Reverting to Paper Patterns

Despite all my work on the various UFOs that had been languishing in my knitting basket, I was jonesing for casting on a sweater. I don't know when I turned into a sweater knitter, as the year before, I was all about knitting socks.

But now, if you look at my finished Ravelry projects, I've finished four sweaters this year, which isn't too bad, all things considering.

And I just started a new sweater, involving cables and double moss stitch. I was dutiful and made a cabled gauge swatch. Normally, I knit loosely and have to go down 2 needle sizes from the recommended needle, but as this involved cables, I tried the recommended US 7. However, I didn't like the resulting fabric too much as I felt it was too dense, so I went up to a US 8 and got gauge.
  Raspberry Cardigan Gauge Swatch 

The swatches were washed & blocked, and I started knitting on the sweater. But I had to frog the beginnings of it once over, because I couldn't get the cabling correctly, because the front starts with a partial cable and as you increase stitches, you work the cable pattern.
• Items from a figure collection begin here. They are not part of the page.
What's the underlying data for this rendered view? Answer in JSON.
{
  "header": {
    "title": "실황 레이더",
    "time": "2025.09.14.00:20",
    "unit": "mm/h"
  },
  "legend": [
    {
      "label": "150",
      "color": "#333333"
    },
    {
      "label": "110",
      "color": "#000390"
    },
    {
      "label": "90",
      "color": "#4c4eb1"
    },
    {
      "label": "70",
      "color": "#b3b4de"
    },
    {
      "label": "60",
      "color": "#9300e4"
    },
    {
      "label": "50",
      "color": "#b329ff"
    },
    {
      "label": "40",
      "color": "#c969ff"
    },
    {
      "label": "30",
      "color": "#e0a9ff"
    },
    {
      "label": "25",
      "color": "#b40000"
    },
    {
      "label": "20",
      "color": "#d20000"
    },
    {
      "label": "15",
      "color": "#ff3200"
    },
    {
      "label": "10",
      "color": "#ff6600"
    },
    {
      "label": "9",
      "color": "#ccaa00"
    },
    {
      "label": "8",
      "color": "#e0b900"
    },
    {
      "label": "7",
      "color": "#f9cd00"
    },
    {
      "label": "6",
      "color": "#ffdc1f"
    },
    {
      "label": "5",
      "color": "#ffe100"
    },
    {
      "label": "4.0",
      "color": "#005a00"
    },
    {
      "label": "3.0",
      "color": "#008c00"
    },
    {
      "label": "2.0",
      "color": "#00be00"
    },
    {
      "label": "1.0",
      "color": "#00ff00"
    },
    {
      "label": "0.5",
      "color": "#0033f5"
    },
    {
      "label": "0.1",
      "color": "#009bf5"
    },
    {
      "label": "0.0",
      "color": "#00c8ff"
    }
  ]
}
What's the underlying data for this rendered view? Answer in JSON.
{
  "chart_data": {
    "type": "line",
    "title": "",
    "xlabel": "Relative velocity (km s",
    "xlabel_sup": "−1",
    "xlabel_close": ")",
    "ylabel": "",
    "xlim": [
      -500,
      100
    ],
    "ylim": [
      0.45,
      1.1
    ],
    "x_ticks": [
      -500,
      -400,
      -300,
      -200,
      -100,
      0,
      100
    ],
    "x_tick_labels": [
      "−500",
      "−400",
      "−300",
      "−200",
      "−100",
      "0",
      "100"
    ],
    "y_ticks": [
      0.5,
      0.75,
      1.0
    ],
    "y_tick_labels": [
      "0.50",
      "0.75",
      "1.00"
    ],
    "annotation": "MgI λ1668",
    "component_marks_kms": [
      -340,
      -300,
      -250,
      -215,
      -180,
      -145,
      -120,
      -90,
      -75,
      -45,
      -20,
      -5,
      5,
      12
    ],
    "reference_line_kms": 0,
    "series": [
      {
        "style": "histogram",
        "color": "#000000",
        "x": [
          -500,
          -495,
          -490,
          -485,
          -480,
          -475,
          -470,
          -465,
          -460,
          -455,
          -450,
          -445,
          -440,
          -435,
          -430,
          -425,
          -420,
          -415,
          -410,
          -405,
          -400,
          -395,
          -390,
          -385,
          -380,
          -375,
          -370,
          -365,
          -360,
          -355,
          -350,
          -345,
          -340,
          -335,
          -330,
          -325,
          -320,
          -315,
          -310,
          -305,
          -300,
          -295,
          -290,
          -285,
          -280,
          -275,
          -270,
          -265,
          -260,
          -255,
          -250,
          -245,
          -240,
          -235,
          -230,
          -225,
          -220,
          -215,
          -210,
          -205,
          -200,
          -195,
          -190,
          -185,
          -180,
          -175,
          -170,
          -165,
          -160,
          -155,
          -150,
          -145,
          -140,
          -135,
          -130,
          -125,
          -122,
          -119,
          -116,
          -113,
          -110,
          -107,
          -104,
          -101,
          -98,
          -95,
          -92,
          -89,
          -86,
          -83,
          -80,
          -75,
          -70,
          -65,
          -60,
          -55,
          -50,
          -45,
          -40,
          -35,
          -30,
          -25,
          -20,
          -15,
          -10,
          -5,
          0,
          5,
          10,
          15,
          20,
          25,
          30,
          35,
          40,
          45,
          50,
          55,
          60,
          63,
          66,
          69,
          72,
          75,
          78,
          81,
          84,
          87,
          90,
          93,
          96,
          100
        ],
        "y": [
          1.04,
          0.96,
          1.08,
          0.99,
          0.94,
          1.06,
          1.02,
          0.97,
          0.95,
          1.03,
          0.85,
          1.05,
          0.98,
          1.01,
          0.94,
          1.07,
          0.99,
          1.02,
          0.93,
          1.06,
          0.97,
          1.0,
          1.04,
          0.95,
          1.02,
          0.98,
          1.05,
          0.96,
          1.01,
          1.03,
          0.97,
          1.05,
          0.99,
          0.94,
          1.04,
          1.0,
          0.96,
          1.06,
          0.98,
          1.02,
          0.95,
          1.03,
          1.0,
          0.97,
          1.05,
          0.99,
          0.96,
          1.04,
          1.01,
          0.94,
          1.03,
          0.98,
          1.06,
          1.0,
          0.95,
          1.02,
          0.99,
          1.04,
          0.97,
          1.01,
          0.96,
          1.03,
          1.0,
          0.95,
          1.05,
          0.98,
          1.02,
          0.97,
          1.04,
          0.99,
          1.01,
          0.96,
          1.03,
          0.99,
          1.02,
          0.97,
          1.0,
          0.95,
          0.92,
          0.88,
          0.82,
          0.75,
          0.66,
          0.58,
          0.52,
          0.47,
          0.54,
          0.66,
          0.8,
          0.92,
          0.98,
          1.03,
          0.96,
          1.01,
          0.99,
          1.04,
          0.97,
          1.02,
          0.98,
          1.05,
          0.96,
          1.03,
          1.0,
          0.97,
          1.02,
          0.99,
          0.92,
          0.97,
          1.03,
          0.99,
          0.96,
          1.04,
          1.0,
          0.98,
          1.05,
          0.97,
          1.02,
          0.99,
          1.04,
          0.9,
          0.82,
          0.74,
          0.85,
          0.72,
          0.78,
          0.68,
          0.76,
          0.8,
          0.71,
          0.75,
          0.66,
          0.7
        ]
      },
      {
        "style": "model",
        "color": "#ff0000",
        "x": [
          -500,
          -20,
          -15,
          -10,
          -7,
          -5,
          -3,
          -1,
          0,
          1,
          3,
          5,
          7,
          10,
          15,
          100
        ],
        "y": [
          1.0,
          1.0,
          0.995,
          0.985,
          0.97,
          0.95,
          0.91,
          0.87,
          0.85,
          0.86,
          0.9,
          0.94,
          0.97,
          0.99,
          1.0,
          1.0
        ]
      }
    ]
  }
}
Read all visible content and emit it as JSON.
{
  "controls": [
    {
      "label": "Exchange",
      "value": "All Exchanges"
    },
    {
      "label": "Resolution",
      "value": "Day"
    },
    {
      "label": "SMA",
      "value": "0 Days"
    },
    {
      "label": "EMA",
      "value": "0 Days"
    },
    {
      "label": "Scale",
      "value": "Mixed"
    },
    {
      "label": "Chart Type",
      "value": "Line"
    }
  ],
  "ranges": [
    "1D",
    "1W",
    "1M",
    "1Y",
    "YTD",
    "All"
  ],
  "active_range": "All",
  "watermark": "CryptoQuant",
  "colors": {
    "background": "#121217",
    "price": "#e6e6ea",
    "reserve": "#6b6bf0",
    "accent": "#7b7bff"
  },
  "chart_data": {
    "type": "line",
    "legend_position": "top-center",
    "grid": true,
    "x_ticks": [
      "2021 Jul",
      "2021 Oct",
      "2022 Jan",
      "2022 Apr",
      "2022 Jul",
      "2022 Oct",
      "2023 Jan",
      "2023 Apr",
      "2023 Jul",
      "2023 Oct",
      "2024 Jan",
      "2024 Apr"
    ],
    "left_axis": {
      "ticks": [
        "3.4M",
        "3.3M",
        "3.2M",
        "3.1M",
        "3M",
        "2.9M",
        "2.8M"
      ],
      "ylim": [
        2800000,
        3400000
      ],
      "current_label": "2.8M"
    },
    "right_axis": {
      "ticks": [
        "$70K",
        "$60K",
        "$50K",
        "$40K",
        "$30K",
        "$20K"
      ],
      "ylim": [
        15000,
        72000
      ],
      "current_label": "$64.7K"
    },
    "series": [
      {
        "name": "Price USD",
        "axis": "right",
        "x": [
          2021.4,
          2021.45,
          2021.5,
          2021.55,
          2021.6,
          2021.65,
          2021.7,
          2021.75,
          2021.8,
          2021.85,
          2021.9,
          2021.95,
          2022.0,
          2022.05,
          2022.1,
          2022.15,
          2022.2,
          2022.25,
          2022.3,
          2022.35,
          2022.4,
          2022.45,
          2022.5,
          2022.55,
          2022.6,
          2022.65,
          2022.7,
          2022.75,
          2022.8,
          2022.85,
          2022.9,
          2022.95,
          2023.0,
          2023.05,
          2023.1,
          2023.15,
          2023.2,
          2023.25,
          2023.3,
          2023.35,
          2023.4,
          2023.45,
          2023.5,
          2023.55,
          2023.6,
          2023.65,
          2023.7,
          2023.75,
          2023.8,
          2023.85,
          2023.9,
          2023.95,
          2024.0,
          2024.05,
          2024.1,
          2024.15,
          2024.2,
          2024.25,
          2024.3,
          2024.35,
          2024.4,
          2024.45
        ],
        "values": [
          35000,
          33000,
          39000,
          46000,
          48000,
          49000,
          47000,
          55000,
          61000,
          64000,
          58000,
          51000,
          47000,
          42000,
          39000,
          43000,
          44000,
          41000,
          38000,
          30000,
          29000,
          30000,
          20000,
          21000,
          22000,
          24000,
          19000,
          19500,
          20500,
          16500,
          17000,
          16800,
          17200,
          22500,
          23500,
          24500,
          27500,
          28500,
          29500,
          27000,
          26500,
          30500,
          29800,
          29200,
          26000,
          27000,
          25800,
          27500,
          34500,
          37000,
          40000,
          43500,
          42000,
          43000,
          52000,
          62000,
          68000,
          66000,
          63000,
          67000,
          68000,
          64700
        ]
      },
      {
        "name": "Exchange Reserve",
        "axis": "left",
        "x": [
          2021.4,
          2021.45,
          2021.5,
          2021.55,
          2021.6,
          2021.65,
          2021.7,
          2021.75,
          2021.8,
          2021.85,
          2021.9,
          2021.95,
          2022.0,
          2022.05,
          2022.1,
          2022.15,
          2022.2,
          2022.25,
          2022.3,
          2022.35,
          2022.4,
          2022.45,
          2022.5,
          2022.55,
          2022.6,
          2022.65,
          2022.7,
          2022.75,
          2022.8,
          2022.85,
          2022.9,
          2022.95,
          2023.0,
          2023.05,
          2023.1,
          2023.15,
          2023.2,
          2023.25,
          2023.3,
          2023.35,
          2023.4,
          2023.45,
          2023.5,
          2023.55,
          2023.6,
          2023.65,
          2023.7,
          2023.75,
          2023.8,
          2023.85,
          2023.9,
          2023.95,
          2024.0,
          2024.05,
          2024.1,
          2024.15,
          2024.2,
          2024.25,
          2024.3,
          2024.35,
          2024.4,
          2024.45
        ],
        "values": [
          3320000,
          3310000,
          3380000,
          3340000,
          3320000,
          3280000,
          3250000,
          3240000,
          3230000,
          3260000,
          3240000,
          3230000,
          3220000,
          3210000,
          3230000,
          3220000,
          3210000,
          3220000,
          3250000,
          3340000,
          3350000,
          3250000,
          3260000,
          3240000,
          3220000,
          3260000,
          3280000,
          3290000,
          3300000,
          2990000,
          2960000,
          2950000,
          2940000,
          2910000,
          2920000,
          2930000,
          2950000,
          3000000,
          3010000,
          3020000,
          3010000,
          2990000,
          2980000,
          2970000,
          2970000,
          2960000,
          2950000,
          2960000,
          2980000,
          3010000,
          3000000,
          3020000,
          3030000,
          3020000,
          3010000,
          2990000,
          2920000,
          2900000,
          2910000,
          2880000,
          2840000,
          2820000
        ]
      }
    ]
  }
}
And my poor brain couldn't wrap itself around the concept, nor could I visually see how this was going to work.

I had re-written the pattern to work the sweater as a single piece (instead of having to seam panels), and my Excel spreadsheet was ACCURATE. However, it didn't take into account the visual aspects of the chart (although my iPad displays the chart easily enough.)

I had redid the cabling on both sides...frogged just the cabling...redid the cabling...then eventually frogged back to before the cabling started. sigh.

Then I hit on a simple solution: PAPER

My pattern is digital on my iPad, and my PDF reader has a nifty feature that allows me to highlight notes and some charts, but sometimes you need to have something in front of you that is visceral.

I printed out the cable chart and went through the pattern line-by-line with highlighter and pencil in hand, and marked out where increases happened and where it was the cable pattern for the Left Side. Then I repeated this exercise for the Right Side. Now I can clearly see how the cabling is going to look on the sweater.

Colored Charts
Hopefully, this trick will help me get this patterning right.

Oh, don't get me wrong. Using my iPad for reading patterns is awesome. I love it. And I will continue using my iPad. But sometimes, it helps to mark up a paper pattern just for notes. (I'll still be using my excel spreadsheet to refer to as I knit, however.)